Thursday, 8 September 2022

Number 52 - We were the Mulvaneys - Joyce Carol Oates

 

This was the book group choice for the early September meeting.

I've heard good things about Oates and was looking forward to reading this and it is indeed very well written.  However, I'm totally conflicted on this book as I don't know if. at any point, I enjoyed reading it or not.

There are a lot of promises made about this book in the blurb and the reviews. I don't think it delivers.

I have almost never used slow as a bad thing when describing a book.  Slow paced is frequently the best way to build your cast and your atmosphere and make us care for the characters.

However, this book is glacially slow paced. I would be reading it for an hour, and realise I'd only read 15-20 pages. Considering this book was 453 pages, quite frankly I'm amazed I finished it in only 3 weeks.  That's the longest it's taken me to finish a book in several years.

The prose is so dense, light bends around it. There are some sequences of great writing, but it's never a quick or easy read. 

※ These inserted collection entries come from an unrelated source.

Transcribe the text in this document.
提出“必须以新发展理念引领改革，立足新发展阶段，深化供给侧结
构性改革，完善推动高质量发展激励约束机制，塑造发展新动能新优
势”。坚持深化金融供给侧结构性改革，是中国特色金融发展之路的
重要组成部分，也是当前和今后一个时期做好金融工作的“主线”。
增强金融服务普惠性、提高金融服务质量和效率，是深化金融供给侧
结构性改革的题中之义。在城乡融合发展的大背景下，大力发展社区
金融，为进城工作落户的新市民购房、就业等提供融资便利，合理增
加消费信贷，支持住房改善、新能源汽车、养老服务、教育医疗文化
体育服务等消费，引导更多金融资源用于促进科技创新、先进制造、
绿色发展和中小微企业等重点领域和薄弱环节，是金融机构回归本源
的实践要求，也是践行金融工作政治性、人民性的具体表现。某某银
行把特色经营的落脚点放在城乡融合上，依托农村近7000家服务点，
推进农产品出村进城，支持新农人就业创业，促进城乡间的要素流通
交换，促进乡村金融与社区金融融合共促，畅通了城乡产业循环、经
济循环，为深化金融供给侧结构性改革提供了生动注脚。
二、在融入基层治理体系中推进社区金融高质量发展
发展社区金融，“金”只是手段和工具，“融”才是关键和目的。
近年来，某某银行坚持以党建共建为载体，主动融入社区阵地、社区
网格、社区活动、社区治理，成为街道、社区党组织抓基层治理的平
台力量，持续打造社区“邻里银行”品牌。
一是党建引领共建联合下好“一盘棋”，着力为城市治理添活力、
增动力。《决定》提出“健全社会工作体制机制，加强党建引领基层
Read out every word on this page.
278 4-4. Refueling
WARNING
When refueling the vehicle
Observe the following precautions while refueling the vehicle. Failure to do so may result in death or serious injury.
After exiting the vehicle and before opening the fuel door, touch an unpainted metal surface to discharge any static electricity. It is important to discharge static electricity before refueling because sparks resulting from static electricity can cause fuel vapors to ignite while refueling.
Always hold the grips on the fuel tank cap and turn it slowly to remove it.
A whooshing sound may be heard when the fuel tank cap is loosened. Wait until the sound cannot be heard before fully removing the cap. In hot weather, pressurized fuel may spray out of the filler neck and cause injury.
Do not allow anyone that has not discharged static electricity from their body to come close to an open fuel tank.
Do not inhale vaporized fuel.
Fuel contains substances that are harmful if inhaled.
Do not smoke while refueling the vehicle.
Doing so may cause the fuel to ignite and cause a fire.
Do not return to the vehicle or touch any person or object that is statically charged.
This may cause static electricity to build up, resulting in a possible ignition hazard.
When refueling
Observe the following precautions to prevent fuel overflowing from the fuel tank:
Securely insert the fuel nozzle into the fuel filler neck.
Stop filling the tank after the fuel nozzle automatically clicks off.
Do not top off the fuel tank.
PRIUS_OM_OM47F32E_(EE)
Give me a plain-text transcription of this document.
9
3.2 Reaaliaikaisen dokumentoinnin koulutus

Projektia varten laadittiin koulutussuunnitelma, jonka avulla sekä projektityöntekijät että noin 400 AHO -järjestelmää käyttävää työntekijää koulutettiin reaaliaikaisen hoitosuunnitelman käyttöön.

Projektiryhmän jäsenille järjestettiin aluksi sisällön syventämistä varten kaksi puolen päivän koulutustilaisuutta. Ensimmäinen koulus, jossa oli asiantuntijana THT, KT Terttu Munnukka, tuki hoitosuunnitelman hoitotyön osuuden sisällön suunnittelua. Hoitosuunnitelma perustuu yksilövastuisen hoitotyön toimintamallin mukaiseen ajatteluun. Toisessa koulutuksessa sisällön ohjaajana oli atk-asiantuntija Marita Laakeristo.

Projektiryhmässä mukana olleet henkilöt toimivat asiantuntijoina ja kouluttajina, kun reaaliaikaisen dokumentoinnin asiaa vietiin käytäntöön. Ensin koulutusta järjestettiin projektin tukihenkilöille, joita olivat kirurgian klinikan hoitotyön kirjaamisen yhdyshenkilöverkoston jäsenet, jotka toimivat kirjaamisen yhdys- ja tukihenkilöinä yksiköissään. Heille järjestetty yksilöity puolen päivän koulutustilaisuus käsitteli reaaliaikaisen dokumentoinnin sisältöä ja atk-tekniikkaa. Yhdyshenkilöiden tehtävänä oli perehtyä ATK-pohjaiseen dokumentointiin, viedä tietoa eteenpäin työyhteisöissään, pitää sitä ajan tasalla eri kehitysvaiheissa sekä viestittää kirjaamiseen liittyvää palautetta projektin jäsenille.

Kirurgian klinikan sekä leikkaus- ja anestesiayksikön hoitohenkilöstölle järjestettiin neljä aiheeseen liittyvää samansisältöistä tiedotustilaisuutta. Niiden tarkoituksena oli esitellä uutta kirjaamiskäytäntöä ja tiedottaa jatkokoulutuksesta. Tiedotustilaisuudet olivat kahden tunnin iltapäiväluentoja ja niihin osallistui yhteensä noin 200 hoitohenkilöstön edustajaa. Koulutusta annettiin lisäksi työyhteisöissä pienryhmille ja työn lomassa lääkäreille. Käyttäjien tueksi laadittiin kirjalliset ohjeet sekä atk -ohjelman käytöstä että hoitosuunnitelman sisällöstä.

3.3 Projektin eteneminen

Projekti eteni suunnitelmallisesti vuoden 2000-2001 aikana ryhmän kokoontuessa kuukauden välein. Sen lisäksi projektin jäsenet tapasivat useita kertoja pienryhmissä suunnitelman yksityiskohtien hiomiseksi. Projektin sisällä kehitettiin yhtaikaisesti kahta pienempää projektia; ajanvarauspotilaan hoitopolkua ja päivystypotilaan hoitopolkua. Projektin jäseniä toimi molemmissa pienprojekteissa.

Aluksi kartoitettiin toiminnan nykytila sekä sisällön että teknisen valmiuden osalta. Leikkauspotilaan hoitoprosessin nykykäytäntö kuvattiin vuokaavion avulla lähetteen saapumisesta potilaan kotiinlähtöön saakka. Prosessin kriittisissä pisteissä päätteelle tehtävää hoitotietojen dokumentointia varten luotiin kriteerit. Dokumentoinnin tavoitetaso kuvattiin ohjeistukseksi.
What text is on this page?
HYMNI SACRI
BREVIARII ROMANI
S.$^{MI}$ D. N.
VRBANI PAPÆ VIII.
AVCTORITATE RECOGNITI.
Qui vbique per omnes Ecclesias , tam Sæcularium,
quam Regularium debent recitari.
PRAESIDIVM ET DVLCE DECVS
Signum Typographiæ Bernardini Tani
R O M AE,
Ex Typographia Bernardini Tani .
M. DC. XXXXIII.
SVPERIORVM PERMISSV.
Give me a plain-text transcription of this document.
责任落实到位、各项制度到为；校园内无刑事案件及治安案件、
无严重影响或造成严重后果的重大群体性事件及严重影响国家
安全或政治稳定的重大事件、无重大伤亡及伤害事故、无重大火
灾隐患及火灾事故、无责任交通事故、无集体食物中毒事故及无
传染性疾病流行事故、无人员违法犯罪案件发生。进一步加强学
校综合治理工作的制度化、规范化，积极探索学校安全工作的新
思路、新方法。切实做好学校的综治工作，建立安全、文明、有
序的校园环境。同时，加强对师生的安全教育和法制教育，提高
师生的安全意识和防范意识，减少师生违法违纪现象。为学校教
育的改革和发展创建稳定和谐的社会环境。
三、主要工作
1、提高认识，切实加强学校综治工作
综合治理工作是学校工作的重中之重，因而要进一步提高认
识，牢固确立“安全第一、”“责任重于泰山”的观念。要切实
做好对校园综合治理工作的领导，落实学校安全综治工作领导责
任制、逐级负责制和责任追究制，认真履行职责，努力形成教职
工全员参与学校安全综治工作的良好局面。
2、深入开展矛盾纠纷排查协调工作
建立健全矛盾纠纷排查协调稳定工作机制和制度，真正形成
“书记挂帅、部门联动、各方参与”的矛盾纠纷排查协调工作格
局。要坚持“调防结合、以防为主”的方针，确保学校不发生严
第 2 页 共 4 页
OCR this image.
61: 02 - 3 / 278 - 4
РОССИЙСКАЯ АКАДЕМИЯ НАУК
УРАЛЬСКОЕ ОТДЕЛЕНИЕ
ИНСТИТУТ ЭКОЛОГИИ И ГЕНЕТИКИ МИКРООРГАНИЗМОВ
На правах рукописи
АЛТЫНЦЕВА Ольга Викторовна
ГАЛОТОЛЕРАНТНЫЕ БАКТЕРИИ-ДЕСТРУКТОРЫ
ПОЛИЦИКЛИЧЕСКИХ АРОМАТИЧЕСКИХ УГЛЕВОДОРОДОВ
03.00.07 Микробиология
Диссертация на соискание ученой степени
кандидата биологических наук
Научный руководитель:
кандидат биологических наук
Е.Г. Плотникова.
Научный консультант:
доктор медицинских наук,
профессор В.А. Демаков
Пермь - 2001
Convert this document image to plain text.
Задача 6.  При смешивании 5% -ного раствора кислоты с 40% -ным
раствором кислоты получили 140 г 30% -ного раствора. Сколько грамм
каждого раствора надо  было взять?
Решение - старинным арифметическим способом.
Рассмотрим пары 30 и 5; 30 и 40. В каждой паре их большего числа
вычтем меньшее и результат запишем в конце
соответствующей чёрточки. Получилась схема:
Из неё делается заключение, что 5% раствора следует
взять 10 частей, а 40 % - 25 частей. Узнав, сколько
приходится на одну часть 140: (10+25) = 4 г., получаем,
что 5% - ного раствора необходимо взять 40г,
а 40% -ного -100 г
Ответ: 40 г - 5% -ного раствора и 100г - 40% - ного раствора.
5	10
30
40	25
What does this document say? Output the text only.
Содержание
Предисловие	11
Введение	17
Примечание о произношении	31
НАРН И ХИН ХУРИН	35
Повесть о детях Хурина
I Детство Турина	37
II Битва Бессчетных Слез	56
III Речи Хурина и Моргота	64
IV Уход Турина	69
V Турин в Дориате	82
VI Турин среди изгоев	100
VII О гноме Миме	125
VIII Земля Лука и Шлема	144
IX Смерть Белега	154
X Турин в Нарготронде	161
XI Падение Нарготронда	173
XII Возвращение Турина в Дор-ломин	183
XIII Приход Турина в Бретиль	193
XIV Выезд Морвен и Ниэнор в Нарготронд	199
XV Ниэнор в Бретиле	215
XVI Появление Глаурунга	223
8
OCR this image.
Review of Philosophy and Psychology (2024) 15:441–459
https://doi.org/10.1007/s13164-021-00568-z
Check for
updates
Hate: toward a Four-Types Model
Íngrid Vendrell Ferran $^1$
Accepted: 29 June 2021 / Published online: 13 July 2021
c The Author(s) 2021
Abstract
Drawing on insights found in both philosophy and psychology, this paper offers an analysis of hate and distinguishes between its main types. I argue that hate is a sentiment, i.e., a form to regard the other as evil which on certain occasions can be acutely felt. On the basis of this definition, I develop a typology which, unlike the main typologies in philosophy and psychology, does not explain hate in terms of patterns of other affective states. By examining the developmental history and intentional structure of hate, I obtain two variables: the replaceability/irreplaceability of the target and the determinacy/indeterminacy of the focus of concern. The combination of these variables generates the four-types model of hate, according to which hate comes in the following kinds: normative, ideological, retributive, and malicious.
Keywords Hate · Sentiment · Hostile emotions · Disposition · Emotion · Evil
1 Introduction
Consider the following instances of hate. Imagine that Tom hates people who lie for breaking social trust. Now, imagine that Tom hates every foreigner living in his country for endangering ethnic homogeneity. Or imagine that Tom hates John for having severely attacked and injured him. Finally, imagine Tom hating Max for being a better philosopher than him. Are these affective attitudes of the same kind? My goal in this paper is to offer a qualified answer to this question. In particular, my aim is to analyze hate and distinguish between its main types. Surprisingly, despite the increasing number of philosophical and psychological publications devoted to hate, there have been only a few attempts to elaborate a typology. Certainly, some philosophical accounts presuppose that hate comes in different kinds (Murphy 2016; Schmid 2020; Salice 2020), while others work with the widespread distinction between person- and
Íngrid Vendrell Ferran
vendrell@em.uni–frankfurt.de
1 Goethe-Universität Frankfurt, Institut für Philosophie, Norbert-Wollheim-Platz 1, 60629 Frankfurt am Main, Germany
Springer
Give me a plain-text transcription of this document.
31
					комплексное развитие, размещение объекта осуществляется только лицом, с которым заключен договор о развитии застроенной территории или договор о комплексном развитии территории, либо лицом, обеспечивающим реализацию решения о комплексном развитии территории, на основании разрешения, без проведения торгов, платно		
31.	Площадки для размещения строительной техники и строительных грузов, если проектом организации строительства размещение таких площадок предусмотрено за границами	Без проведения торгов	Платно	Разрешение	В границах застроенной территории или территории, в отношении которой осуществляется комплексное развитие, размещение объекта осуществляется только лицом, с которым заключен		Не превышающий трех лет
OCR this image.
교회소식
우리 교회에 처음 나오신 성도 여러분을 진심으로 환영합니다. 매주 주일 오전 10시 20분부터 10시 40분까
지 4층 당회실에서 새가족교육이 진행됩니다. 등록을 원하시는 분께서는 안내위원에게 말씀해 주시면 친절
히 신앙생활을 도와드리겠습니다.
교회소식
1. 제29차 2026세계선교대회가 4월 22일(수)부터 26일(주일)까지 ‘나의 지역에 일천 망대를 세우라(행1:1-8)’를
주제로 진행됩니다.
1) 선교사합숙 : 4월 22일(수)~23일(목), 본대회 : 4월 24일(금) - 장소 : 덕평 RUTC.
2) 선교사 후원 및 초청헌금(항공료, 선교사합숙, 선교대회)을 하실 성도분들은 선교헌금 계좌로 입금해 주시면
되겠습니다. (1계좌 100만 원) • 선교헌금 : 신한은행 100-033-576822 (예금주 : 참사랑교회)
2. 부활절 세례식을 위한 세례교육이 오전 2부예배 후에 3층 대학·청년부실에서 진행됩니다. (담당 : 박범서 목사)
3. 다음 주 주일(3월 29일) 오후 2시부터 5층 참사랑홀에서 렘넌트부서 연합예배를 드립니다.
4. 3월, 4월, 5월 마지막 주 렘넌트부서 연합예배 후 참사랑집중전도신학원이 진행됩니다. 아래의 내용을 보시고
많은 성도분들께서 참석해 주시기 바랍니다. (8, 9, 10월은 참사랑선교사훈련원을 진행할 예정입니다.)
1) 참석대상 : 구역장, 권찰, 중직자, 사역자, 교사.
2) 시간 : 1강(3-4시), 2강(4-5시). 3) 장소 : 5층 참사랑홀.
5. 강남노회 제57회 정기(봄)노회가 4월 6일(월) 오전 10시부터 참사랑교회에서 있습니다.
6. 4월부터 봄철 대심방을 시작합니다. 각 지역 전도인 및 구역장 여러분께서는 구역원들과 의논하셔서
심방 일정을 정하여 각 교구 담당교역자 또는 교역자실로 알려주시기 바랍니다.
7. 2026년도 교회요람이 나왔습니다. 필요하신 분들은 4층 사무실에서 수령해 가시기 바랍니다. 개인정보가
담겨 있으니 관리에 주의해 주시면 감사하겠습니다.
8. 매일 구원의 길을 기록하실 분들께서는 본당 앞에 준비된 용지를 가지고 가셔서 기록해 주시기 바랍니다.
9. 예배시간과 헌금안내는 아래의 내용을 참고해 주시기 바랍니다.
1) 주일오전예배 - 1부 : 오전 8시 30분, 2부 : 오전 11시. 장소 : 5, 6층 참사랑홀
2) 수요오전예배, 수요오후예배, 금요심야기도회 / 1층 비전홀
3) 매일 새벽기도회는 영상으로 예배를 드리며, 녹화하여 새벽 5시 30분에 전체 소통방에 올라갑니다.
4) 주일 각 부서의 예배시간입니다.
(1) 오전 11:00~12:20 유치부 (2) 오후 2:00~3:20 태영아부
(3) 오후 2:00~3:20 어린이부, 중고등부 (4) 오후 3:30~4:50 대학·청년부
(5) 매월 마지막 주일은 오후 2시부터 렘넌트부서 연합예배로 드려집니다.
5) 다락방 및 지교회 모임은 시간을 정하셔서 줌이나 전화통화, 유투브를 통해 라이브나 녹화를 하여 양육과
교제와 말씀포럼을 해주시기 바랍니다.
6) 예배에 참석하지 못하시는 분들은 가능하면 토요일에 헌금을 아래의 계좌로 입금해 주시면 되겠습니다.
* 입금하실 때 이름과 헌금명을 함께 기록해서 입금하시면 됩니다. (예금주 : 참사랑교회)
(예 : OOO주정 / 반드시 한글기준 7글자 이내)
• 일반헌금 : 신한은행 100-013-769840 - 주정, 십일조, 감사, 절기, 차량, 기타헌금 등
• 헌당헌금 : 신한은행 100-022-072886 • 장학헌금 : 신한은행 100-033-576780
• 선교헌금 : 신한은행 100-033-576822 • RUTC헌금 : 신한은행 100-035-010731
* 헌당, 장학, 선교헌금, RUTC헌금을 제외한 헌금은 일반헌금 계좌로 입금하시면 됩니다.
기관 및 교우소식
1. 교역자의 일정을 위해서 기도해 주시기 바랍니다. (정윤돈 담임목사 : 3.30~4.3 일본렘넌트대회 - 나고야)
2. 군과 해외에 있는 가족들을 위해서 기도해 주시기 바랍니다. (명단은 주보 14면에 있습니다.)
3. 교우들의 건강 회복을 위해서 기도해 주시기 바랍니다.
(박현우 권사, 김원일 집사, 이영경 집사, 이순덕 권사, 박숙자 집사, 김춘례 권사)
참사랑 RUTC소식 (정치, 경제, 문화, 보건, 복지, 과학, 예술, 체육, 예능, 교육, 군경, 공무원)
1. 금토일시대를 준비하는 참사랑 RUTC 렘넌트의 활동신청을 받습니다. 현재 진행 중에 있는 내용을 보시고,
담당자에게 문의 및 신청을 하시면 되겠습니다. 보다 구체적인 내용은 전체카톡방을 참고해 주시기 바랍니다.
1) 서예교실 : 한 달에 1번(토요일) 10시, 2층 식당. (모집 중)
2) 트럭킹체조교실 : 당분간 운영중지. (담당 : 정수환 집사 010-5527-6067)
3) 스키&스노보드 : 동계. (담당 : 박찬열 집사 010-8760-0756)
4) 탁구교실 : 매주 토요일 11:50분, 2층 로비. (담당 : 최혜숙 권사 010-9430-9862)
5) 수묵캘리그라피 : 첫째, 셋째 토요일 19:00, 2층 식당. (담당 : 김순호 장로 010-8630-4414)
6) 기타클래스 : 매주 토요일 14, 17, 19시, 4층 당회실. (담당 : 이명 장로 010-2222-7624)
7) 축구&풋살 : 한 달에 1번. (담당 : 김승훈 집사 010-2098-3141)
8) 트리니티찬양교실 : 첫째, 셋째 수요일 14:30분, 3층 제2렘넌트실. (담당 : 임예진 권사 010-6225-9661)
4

The story follows a family - the Mulvaneys, who live in a farm on the outskirts of a small town in 70s America (New York State). The father - Michael Sr - is a successful self-made businessman who runs his own roofing firm.  He's a social climber and one of his proudest achievements is getting accepted into the local country club. His wife - Corrinne - potters about with running the farm and an antiques business from one of their outhouses, which is treated more as a hobby and excuse for her to collect worn out oddities than a serious attempt at money making. 

They have 4 children, Mike Jr (aka Mule), a successful high school athlete, Patrick, the brainy one and possibly autistic, Marianne the beautiful daughter and popular cheerleader in the school, and Judd, the alleged narrator and youngest in the clan.

I say alleged narrator because of the sheer quantity of inner thoughts he describes for the rest of the family that he has no real way of even guessing at and the fact that he refers to himself in third person for most of the book. 

Oates spends a long time setting up this almost perfect family and their rituals before Marianne is assaulted and, bit by bit, the foundations of the family crumble and it all falls to pieces. 

The book was written well enough that I kept reading, despite the snailpace of the storytelling. But on reflection, I can't honestly say I was ever emotionally involved with the story. Everything is so dry and impersonal, even when it occasionally switches to first person.

I'm not sure any of the characters were particularly well drawn except for the mother. The father was particularly one dimensional. Corinne is too cliche mother hen although her complicity with her husband against her daughter makes her slightly more complex (and a lot less likeable).  Mule was shipped off out of the story at the earliest convenience without ever impacting on the storyline. Patrick's story arc is strange at best and unconvincing. Given the level of detail in Marianne's character early on, her later storyline seems to just pick random segments from her life and feels, not rushed, but certainly incomplete.  The story is written by the adult Judd who is apparently a journalist by trade.  However, the book certainly does not read as if a journalist 

The point was raised last night that the attitudes on display in the book seemed to belong to the 50s and not the 70s.  Maybe rural New York state is a few decades behind... i don't know. 

There's a paucity of incident in the book. The only section with any real drama is the section where Patrick plans his revenge. The pace did pick up in this bit of the book, but the revenge is slightly anti-climactic. The chapter headings for the last three chapters give away the ending of the book.

It's a real contradiction. I can find nothing to really praise about the book except the writing, and even that is so dense it makes it a difficult read. I scored it a 7 at the book group last night because I couldn't in good conscience score it lower because of the prose. But if I was to score it on compelling storyline and character, I think it would be a 4. 

On technical merit, this is a good book.  By almost any other metric, it isn't.